Children's Book Author Interview with Patrick Carlson of "What Good Is A Dragon?"
Visit Patrick's website - patrickcarlson.net
When did you become a children’s book author?
I’ve been a children’s book illustrator for over 30 years. I began focusing on my writing around 2005 when I self-published a book called Too-Tall Joe.
Do you have a writing background?
I don’t really have a background in writing. I’ve always focused on my drawings. Writing is one of those things I did only in my free time. However, the more books I illustrated, the more I wanted to create a story of my own.
How did you come up with the story?
“What Good Is A Dragon?” originated from a joke I heard years ago about a man who had to carry a message for a sick friend. Although it was a clean joke, it didn’t fit well into a children’s book format. I kept the basic theme but applied it to a dragon. (One day, I’ll post the joke. It’s pretty funny)
How did you come up with the character?
The dragon in the book was originally going to be a large, mean dragon. He was also going to be a secondary character. In order to make it more child friendly, I toned down the scary dragon and made it cute and loveable.
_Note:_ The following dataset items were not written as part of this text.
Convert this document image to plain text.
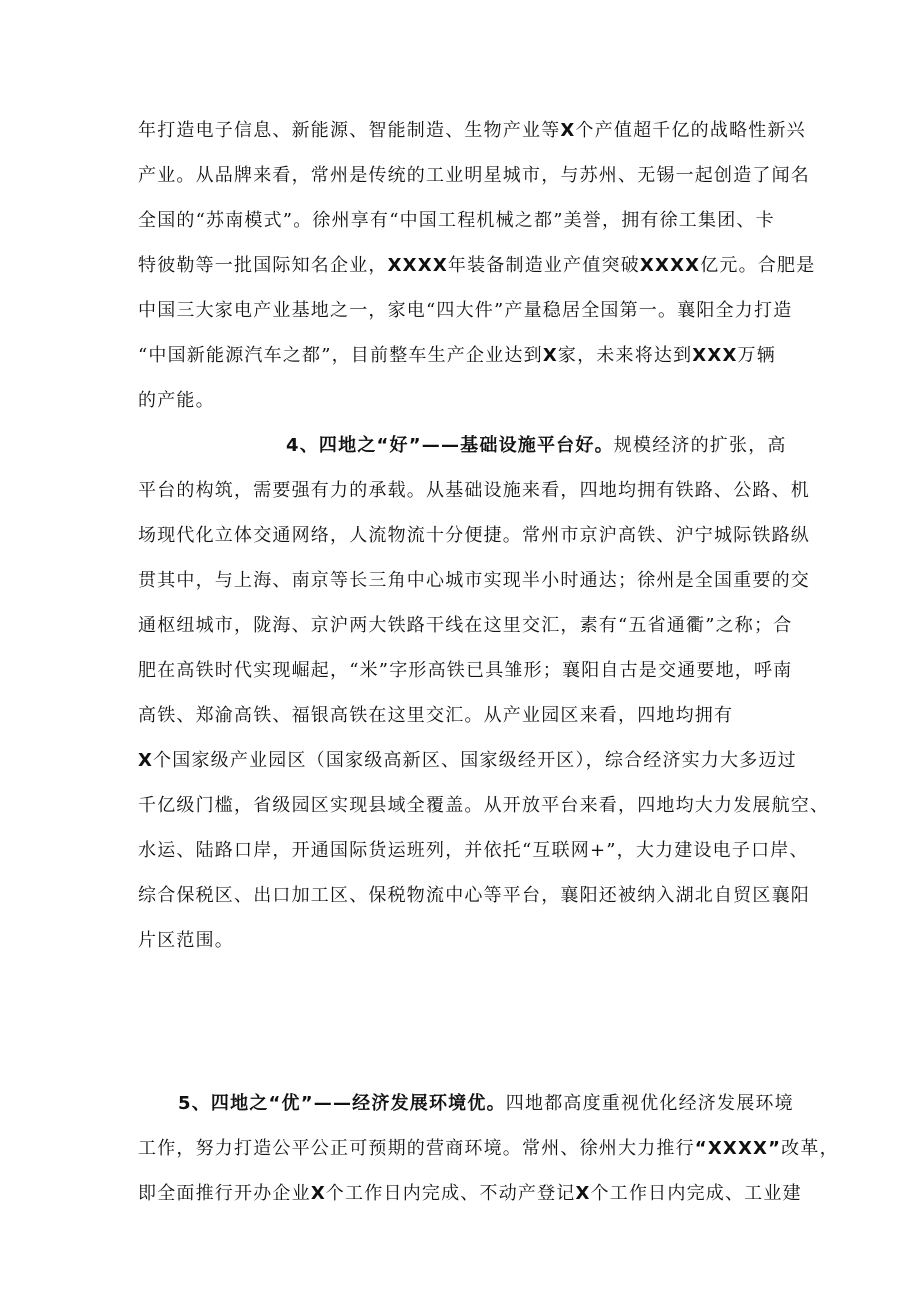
年打造电子信息、新能源、智能制造、生物产业等X个产值超千亿的战略性新兴
产业。从品牌来看，常州是传统的工业明星城市，与苏州、无锡一起创造了闻名
全国的“苏南模式”。徐州享有“中国工程机械之都”美誉，拥有徐工集团、卡
特彼勒等一批国际知名企业，XXXX年装备制造业产值突破XXXX亿元。合肥是
中国三大家电产业基地之一，家电“四大件”产量稳居全国第一。襄阳全力打造
“中国新能源汽车之都”，目前整车生产企业达到X家，未来将达到XXX万辆
的产能。
4、四地之“好”——基础设施平台好。规模经济的扩张，高
平台的构筑，需要强有力的承载。从基础设施来看，四地均拥有铁路、公路、机
场现代化立体交通网络，人流物流十分便捷。常州市京沪高铁、沪宁城际铁路纵
贯其中，与上海、南京等长三角中心城市实现半小时通达；徐州是全国重要的交
通枢纽城市，陇海、京沪两大铁路干线在这里交汇，素有“五省通衢”之称；合
肥在高铁时代实现崛起，“米”字形高铁已具雏形；襄阳自古是交通要地，呼南
高铁、郑渝高铁、福银高铁在这里交汇。从产业园区来看，四地均拥有
X个国家级产业园区（国家级高新区、国家级经开区），综合经济实力大多迈过
千亿级门槛，省级园区实现县域全覆盖。从开放平台来看，四地均大力发展航空、
水运、陆路口岸，开通国际货运班列，并依托“互联网+”，大力建设电子口岸、
综合保税区、出口加工区、保税物流中心等平台，襄阳还被纳入湖北自贸区襄阳
片区范围。
5、四地之“优”——经济发展环境优。四地都高度重视优化经济发展环境
工作，努力打造公平公正可预期的营商环境。常州、徐州大力推行“XXXX”改革，
即全面推行开办企业X个工作日内完成、不动产登记X个工作日内完成、工业建
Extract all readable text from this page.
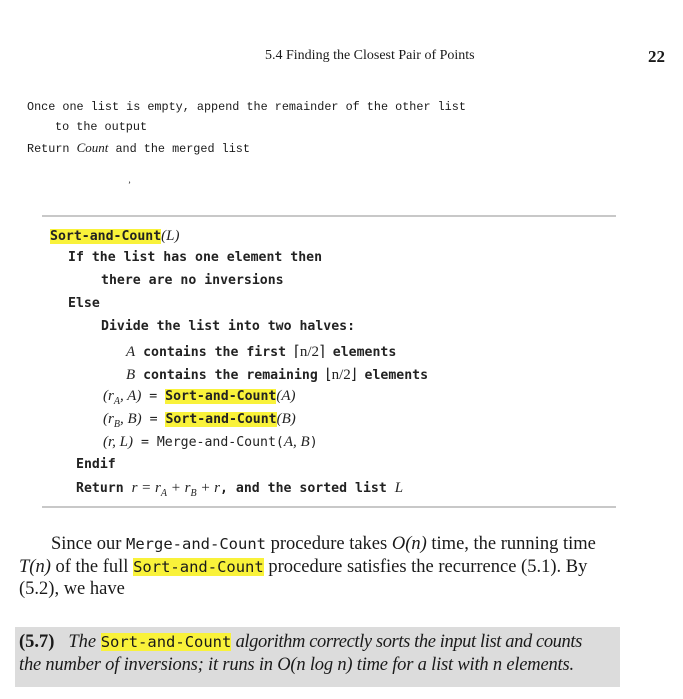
5.4 Finding the Closest Pair of Points	22
Once one list is empty, append the remainder of the other list
to the output
Return Count and the merged list
ʼ
Sort-and-Count(L)
If the list has one element then
there are no inversions
Else
Divide the list into two halves:
A contains the first ⌈n/2⌉ elements
B contains the remaining ⌊n/2⌋ elements
($r_A$, A) = Sort-and-Count(A)
($r_B$, B) = Sort-and-Count(B)
(r, L) = Merge-and-Count(A, B)
Endif
Return $r = r_A + r_B + r$, and the sorted list L
Since our Merge-and-Count procedure takes O(n) time, the running time
T(n) of the full Sort-and-Count procedure satisfies the recurrence (5.1). By
(5.2), we have
(5.7) The Sort-and-Count algorithm correctly sorts the input list and counts
the number of inversions; it runs in O(n log n) time for a list with n elements.
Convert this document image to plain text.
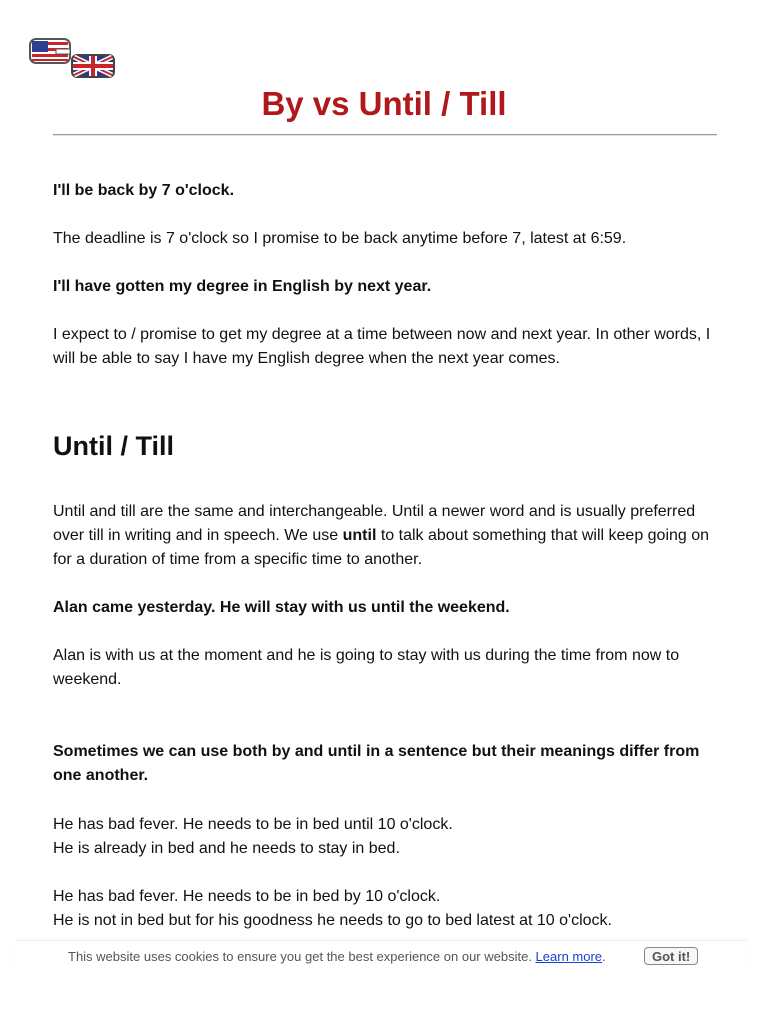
By vs Until / Till

I'll be back by 7 o'clock.

The deadline is 7 o'clock so I promise to be back anytime before 7, latest at 6:59.

I'll have gotten my degree in English by next year.

I expect to / promise to get my degree at a time between now and next year. In other words, I will be able to say I have my English degree when the next year comes.

Until / Till

Until and till are the same and interchangeable. Until a newer word and is usually preferred over till in writing and in speech. We use until to talk about something that will keep going on for a duration of time from a specific time to another.

Alan came yesterday. He will stay with us until the weekend.

Alan is with us at the moment and he is going to stay with us during the time from now to weekend.

Sometimes we can use both by and until in a sentence but their meanings differ from one another.

He has bad fever. He needs to be in bed until 10 o'clock.
He is already in bed and he needs to stay in bed.

He has bad fever. He needs to be in bed by 10 o'clock.
He is not in bed but for his goodness he needs to go to bed latest at 10 o'clock.

This website uses cookies to ensure you get the best experience on our website. Learn more.	Got it!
How do you select names for your characters?
I like to use the names of my sons. I have twin boys. The main character in WGIAD is named Alexander, after my son. I have another unpublished story that has the name of my other son, Ben. Hopefully, one day, that book will be published.
Did you hire an illustrator or do the illustrations yourself?
I did the illustrations myself
Are you self-published or published through a publishing company?
From the day you came up with the idea for the story until you were holding your published book in your hand, how long did it take you to complete this book?
I began my first draft around April. My book was published August 9.
What made you want to publish a children's book?
I have a background in education. I’ve worked with elementary, middle school, and high school students. I love how a children’s book can tell powerful stories in such a simple form. A story doesn’t have to have large words or complex illustrations to get across a meaning or an emotion.
What is one thing you wish you knew before beginning your book publishing journey?
How difficult and slow the marketing process is. Creating a book is easy. Getting it out and noticed is hard!
Any tips for future children’s book authors?
Write, write, write. Draw, draw, draw. Use your mistakes to become better.
What is something you’d like people to take away from your book(s)?
A children’s book doesn’t have to have an overwhelming message. It can just be fun. To me, the best books are the ones that make you laugh or smile.
Where do you get ideas for your stories?
There’s no one source of ideas. It could be a situation I find myself in one day. It could be an animal I see in my backyard that sparks an idea. It could be just a random thought that pops into my head.
What's your writing process like?
Write. Write some more. Delete a paragraph. Start over. Write a little bit more. Get frustrated. Quit writing for a few days. Go back to my original idea and start on the second paragraph. Do this several times until the book is finished.
Do you have any other books in the works?
I have several books ready to be illustrated. I hope to have them out someday!
What does literary success look like to you?
I would love to be picked up by a traditional publisher. I have a very good agent now who is working with me on that now!
Do you read all of the book reviews you receive?
Yes, I tell myself not to, but I can’t help it.
What was the hardest thing about getting your book published?
Getting it published really isn’t a difficult process for me. The marketing/advertising is tough. Getting noticed among all the other authors out there takes time and persistence.
What is your favorite children's book(s) of all time?
I’ve always remembered a story called “The Digging-est Dog” As a child, I remember reading this book over and over. I loved the simple illustrations and always thought it was a funny story about a dog that loved to dig.